10 Lines for “Too Expensive” (And When to Use Them)


Ten proven lines to reframe “too expensive” to value and ROI—plus a 60‑second call flow, do’s/don’ts, and a follow‑up email template.

The 60‑second rescue flow (use this in real calls)

  1. Acknowledge: “Totally fair—this is a real investment.”

  2. Clarify: “What part feels high: timing, scope, or total?”

  3. Isolate: “Aside from price, is everything else right?”

  4. ROI: “If it recovers even one deal/3 hrs a week, does the math work?”

  5. Invite: “Want to trial it for 7 days and review results?”

10 situational lines (with intent)

Clarify the real blocker

  1. “When you say ‘expensive,’ do you mean cash‑flow this month, or uncertainty about results?”

  2. “What would make the price feel like a no‑brainer—specific outcome or timeline?”

Isolate price
3) “If price were solved, would you move forward this month?”
4) “Is anything besides price holding this back—stakeholder, timing, or risk?”

Reframe to ROI/outcome
5) “You said the problem costs ~$X/mo. If we cut that by even 25%, the investment pays for itself.”
6) “Let’s map the first 7 days to one concrete win—what’s the smallest result that proves value?”
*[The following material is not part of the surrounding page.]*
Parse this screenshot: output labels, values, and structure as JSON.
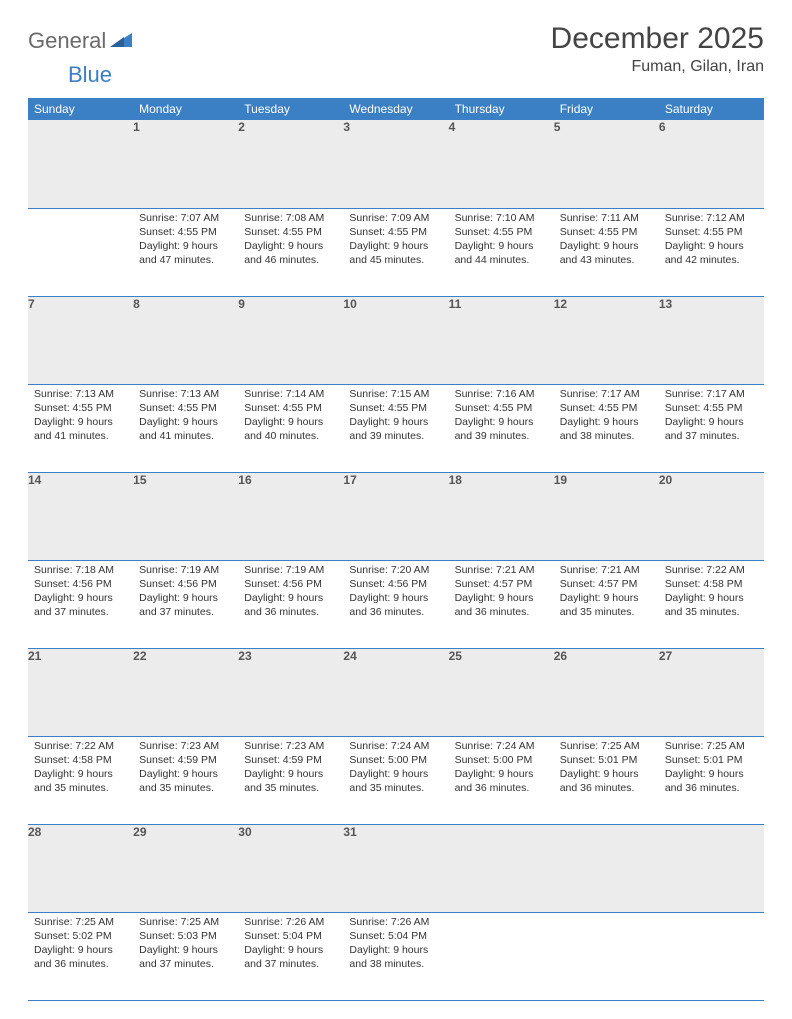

Trade value (not discount)
7) “If we phase scope or start with a sprint, does that align with your budget without changing price?”
8) “If we include the objection sprint/check‑in, would that de‑risk it enough to start?”

De‑risk & move
9) “Prefer to test it? Start the 7‑day trial today, and we’ll review together on Day‑7.”
10) “What would you need to see this week to keep it after Day‑7?”

Do’s & don’ts..

Do

  • Validate first, then question.

  • Use their numbers for ROI.

  • Invite a low‑friction next step.

Don’t

  • Argue or defend cost.

  • Feature‑dump.

  • Discount by reflex.

Stakeholder & budget surfacing (prevention)

Ask these before price:

  • “Who else cares about this result?”

  • “What does a good outcome look like in 90 days?”
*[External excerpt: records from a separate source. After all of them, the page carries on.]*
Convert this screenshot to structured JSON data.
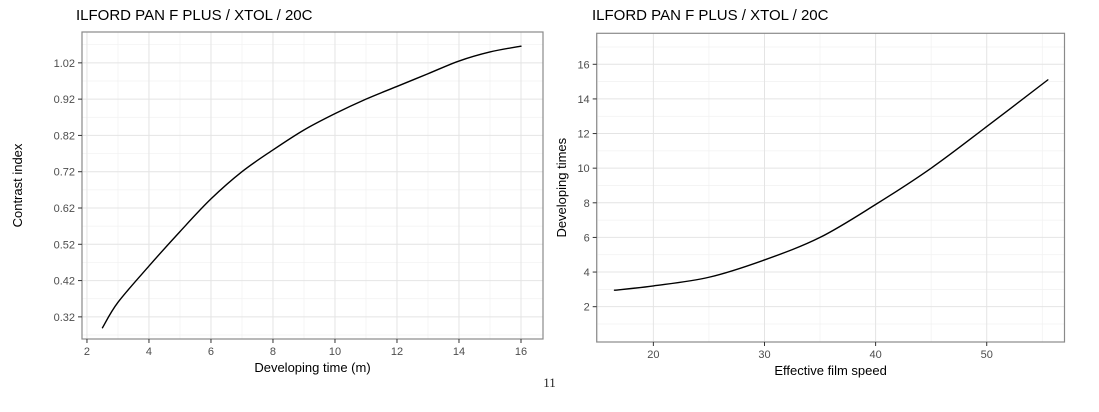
{
  "page": {
    "background": "#ffffff",
    "page_number": "11"
  },
  "colors": {
    "curve": "#000000",
    "grid_major": "#e4e4e4",
    "grid_minor": "#f1f1f1",
    "panel_border": "#8a8a8a",
    "panel_fill": "#ffffff",
    "tick_mark": "#333333",
    "tick_text": "#4d4d4d",
    "title_text": "#000000",
    "axis_title_text": "#000000"
  },
  "chart_data": [
    {
      "type": "line",
      "title": "ILFORD PAN F PLUS / XTOL / 20C",
      "xlabel": "Developing time (m)",
      "ylabel": "Contrast index",
      "xlim": [
        1.84,
        16.71
      ],
      "ylim": [
        0.259,
        1.105
      ],
      "xticks": [
        2,
        4,
        6,
        8,
        10,
        12,
        14,
        16
      ],
      "xtick_labels": [
        "2",
        "4",
        "6",
        "8",
        "10",
        "12",
        "14",
        "16"
      ],
      "yticks": [
        0.32,
        0.42,
        0.52,
        0.62,
        0.72,
        0.82,
        0.92,
        1.02
      ],
      "ytick_labels": [
        "0.32",
        "0.42",
        "0.52",
        "0.62",
        "0.72",
        "0.82",
        "0.92",
        "1.02"
      ],
      "x_minor": [
        3,
        5,
        7,
        9,
        11,
        13,
        15
      ],
      "y_minor": [
        0.27,
        0.37,
        0.47,
        0.57,
        0.67,
        0.77,
        0.87,
        0.97,
        1.07
      ],
      "grid": true,
      "legend": "none",
      "series": [
        {
          "name": "contrast-index-curve",
          "points": [
            [
              2.5,
              0.29
            ],
            [
              3,
              0.36
            ],
            [
              4,
              0.46
            ],
            [
              5,
              0.555
            ],
            [
              6,
              0.645
            ],
            [
              7,
              0.72
            ],
            [
              8,
              0.78
            ],
            [
              9,
              0.835
            ],
            [
              10,
              0.88
            ],
            [
              11,
              0.92
            ],
            [
              12,
              0.955
            ],
            [
              13,
              0.99
            ],
            [
              14,
              1.025
            ],
            [
              15,
              1.05
            ],
            [
              16,
              1.066
            ]
          ]
        }
      ]
    },
    {
      "type": "line",
      "title": "ILFORD PAN F PLUS / XTOL / 20C",
      "xlabel": "Effective film speed",
      "ylabel": "Developing times",
      "xlim": [
        14.9,
        57.0
      ],
      "ylim": [
        -0.04,
        17.79
      ],
      "xticks": [
        20,
        30,
        40,
        50
      ],
      "xtick_labels": [
        "20",
        "30",
        "40",
        "50"
      ],
      "yticks": [
        2,
        4,
        6,
        8,
        10,
        12,
        14,
        16
      ],
      "ytick_labels": [
        "2",
        "4",
        "6",
        "8",
        "10",
        "12",
        "14",
        "16"
      ],
      "x_minor": [
        15,
        25,
        35,
        45,
        55
      ],
      "y_minor": [
        1,
        3,
        5,
        7,
        9,
        11,
        13,
        15,
        17
      ],
      "grid": true,
      "legend": "none",
      "series": [
        {
          "name": "developing-time-curve",
          "points": [
            [
              16.5,
              2.95
            ],
            [
              20,
              3.2
            ],
            [
              25,
              3.7
            ],
            [
              30,
              4.7
            ],
            [
              35,
              6.0
            ],
            [
              40,
              7.9
            ],
            [
              45,
              10.0
            ],
            [
              50,
              12.4
            ],
            [
              55.5,
              15.1
            ]
          ]
        }
      ]
    }
  ]
}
  • “How are decisions like this normally approved?”

  • “Is there budget this quarter, or should we phase for cash‑flow?”
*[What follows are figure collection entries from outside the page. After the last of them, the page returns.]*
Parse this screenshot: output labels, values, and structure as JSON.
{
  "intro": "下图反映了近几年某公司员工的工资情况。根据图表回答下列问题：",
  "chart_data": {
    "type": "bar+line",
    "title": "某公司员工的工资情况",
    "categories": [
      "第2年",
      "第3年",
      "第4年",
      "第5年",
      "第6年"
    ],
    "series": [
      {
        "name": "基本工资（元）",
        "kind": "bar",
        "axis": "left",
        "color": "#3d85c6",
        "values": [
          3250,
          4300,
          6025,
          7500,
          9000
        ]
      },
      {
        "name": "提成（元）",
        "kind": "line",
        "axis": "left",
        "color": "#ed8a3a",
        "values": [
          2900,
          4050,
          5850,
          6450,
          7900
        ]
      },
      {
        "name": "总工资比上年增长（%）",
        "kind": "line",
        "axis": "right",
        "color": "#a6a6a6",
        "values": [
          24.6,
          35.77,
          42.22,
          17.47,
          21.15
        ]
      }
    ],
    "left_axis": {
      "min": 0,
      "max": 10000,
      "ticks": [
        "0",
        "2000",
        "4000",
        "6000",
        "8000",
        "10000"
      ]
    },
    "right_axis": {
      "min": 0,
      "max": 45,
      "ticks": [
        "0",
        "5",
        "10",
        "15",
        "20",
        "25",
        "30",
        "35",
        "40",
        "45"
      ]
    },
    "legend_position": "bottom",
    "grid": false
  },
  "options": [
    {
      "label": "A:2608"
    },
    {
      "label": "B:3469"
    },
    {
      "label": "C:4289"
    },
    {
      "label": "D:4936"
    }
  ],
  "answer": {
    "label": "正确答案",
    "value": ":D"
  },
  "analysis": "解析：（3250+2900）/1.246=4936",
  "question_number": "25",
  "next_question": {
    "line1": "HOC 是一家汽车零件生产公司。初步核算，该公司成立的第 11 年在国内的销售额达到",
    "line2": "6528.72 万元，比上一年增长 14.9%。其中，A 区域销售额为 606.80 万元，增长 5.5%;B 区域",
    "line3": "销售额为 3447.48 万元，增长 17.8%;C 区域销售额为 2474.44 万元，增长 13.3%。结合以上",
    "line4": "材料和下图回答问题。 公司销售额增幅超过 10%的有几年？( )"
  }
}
Follow‑up email template (price objection)

Subject: Quick math on ROI (and an easy next step)
Body:
Hi {{Name}},
Fair call on price. Based on what you shared ({{problem}} ≈ ${{cost}}/mo), even a modest {{%}} improvement covers the investment.
Fastest way to prove it: start the 7‑day trial and run the price‑objection sprint. I’ll block 10 minutes on Day‑7 to review results and decide together.
Want me to set it up?
— {{Your Name}}

FAQ (schema‑friendly Q&A)

Q: What are the best objection‑handling techniques for price?
A: Clarify the real blocker → isolate price → reframe to ROI using the buyer’s numbers → confirm and invite.

Q: How do I answer “Your price is too high”?
A: Validate, ask what “high” means, map to outcomes, and propose a low‑friction trial + review.

Q: When should I discount?
A: Only for strategic reasons (volume/term), not as a reflex. Prefer phasing or scope tradeoffs.

Q: Can I prevent price objections entirely?
A: You can reduce them dramatically by surfacing budget/authority early and tying price to outcomes in discovery.